As you start seeking financial security and independence, you’re bound to amass assets along the way. With various ways to secure your wealth and properties, you’ll probably get a lot of headaches going over all your possible options.
This process can be overwhelming when you have no prior knowledge about handling these kinds of commitments. Fortunately, enlisting the help of a corporate trustee can enlighten you and significantly reduce the weight of your financial responsibilities.
The Corporate Trustee: What is Their Role?
If you’re new to the world of wealth management, you may wonder: what is a corporate trustee and what exactly are their roles?
To have a better understanding of what they do, it’s important to first think of where your assets will eventually go when you die or when you choose to release them. Usually, assets go to your family, your chosen charities, or the government.
Creating a trust ensures that your assets will go to the people or entities of your choice. Upon creation, the trust owner usually names someone as their trustee, who assumes legal ownership over the trust. The trustee can either be an individual (individual trustee) or a corporation (corporate trustee).
Corporate trustees generally come from banks or trust companies. They’re often sought out by people whose trust contents require a manager who’s experienced in dealing with complex financial matters.
The Duties and Responsibilities of a Corporate Trustee
Once a corporate trustee has been selected, they’re either appointed as a sole trustee or as a co-trustee to another individual. Oftentimes, the co-trustee is a member of the owner’s family.
Listed below are some of the basic responsibilities of a corporate trustee:
- Protects Assets
The primary task of a corporate trustee is to control and protect the trust assets of their client. Not only do they keep their clients in the know about their processes, but it’s also their responsibility to keep the client’s beneficiaries informed of the significant facts regarding the trust.
This ensures that the people involved know the necessary information that would help them protect their various interests. In line with this, they must also act solely for the benefit and interests of the beneficiaries. While the trust is in their hands and they have the power to let it grow, ultimately their decisions must not be based on something self-serving.

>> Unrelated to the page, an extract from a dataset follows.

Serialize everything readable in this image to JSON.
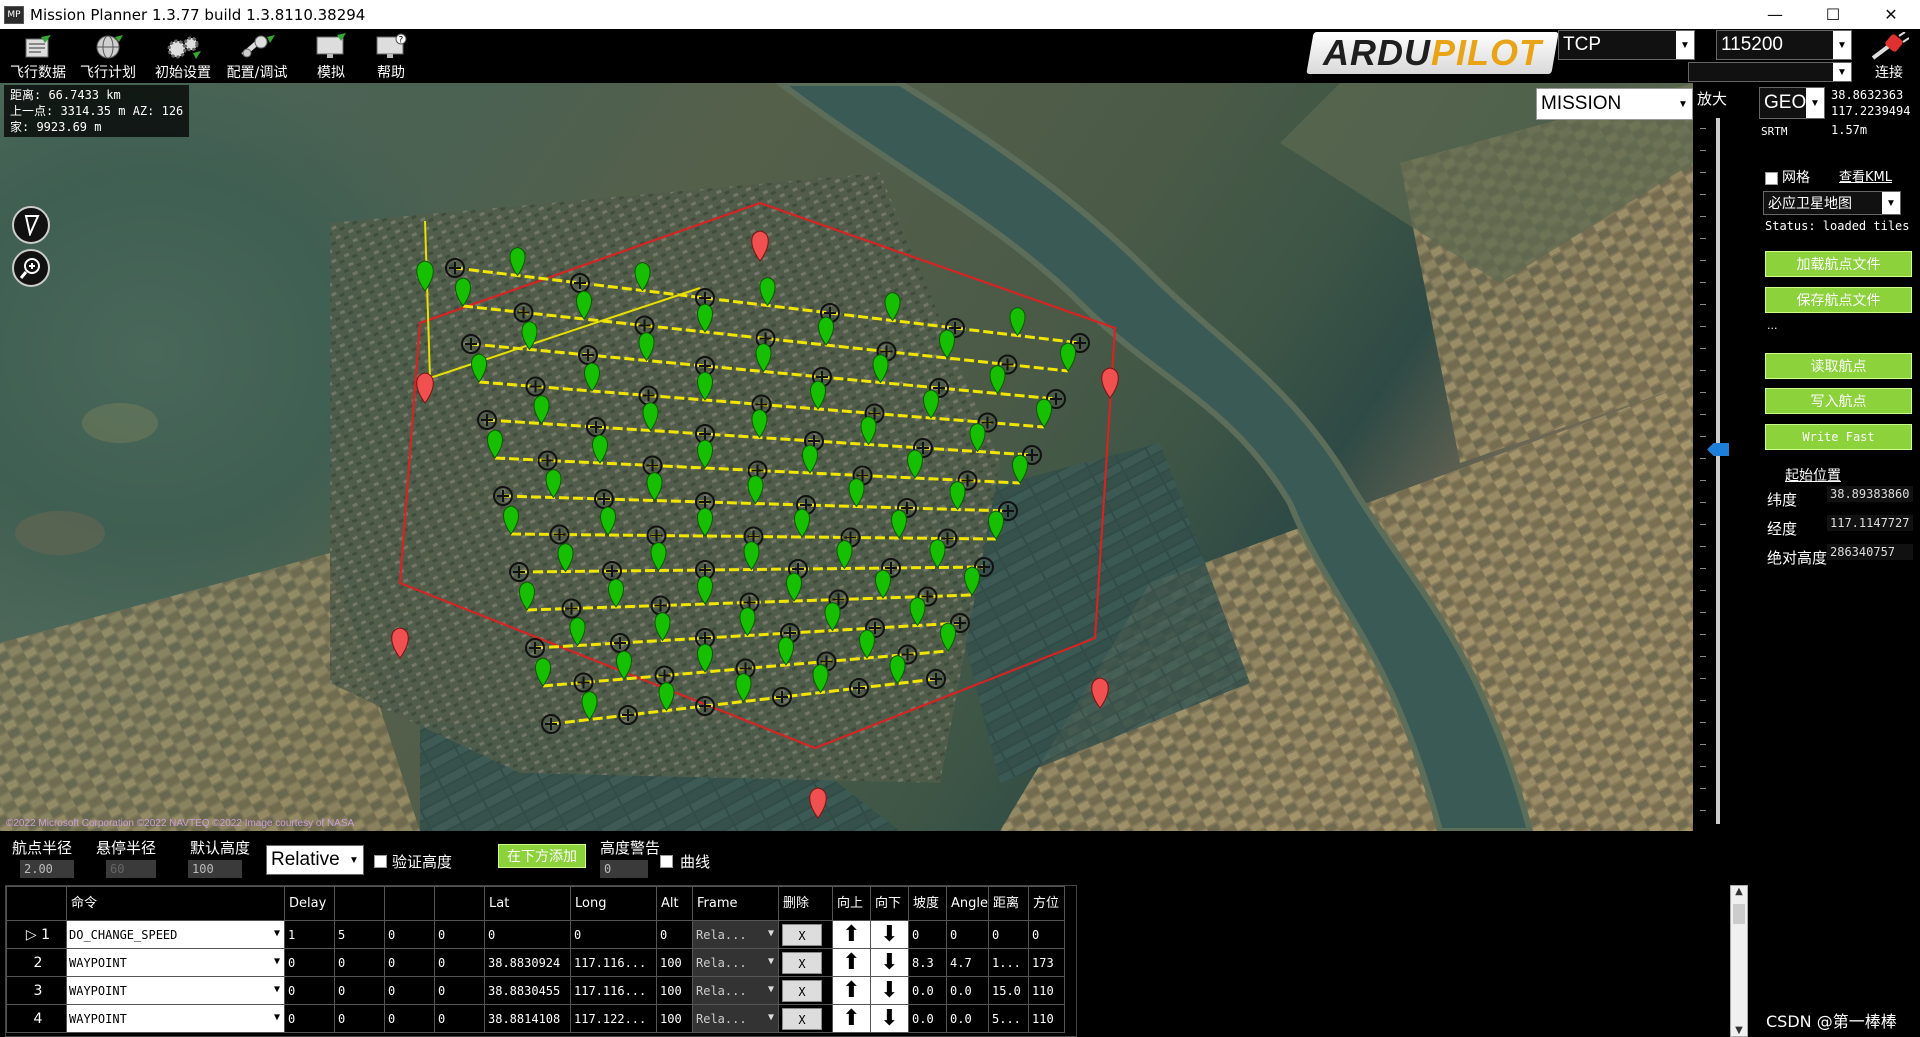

- Enforces and Defends Claims
When huge amounts of wealth and assets are involved, you can expect things to be complicated—especially when various parties are interested in what’s “up for grabs”. In such instances, claimants will do whatever they can to validate their claims.
Fortunately, a corporate trustee is there to make sure that all the trust’s claims are properly enforced. They will also defend any claims that a party may make against the trust. In a way, you can think of trustees as an added security measure to a safety vault.
- Grows Your Investments
One of the ways that trustees earn is through compensation based on your assets’ worth. Hence, this is usually their main motivation to grow your investments because they get to earn when you earn.
They are usually required to work under the “prudent investor rule” unless the trust terms say otherwise. This rule requires your corporate trustee to properly exercise their knowledge and apply caution when managing and investing your trust assets—in the same way that a prudent investor does.
It becomes the corporate trustee’s task to invest and reinvest your trust assets. They also hold the responsibility over the capital and the income of your investments.
- Prevents Conflicts
Corporate trustees must deal impartially with every beneficiary of the trust. This means that they have the significant task of preventing any conflicts of interest from arising.
Every decision they make must be carefully considered, especially if they think that it’s subject to scrutiny by beneficiaries. Hence, they must ensure that they remain fair in all of their dealings and transactions. They must also be able to defend the rationales of their decisions should the beneficiaries ask for clarifications.
Conclusion: Let Go of Your Asset-Related Worries with a Corporate Trustee
Having a corporate trustee can lessen the financial burdens that you have to carry, especially if the contents of your trust are rather complicated. And since trust assets are typically separated from your other assets, they’ll remain safe even if the trust company or bank eventually collapses.
As an objective third-party, a corporate trustee doesn’t have any emotional attachment to your trust. Thus, they can simply proceed with their responsibilities and make decisions based on your best interests.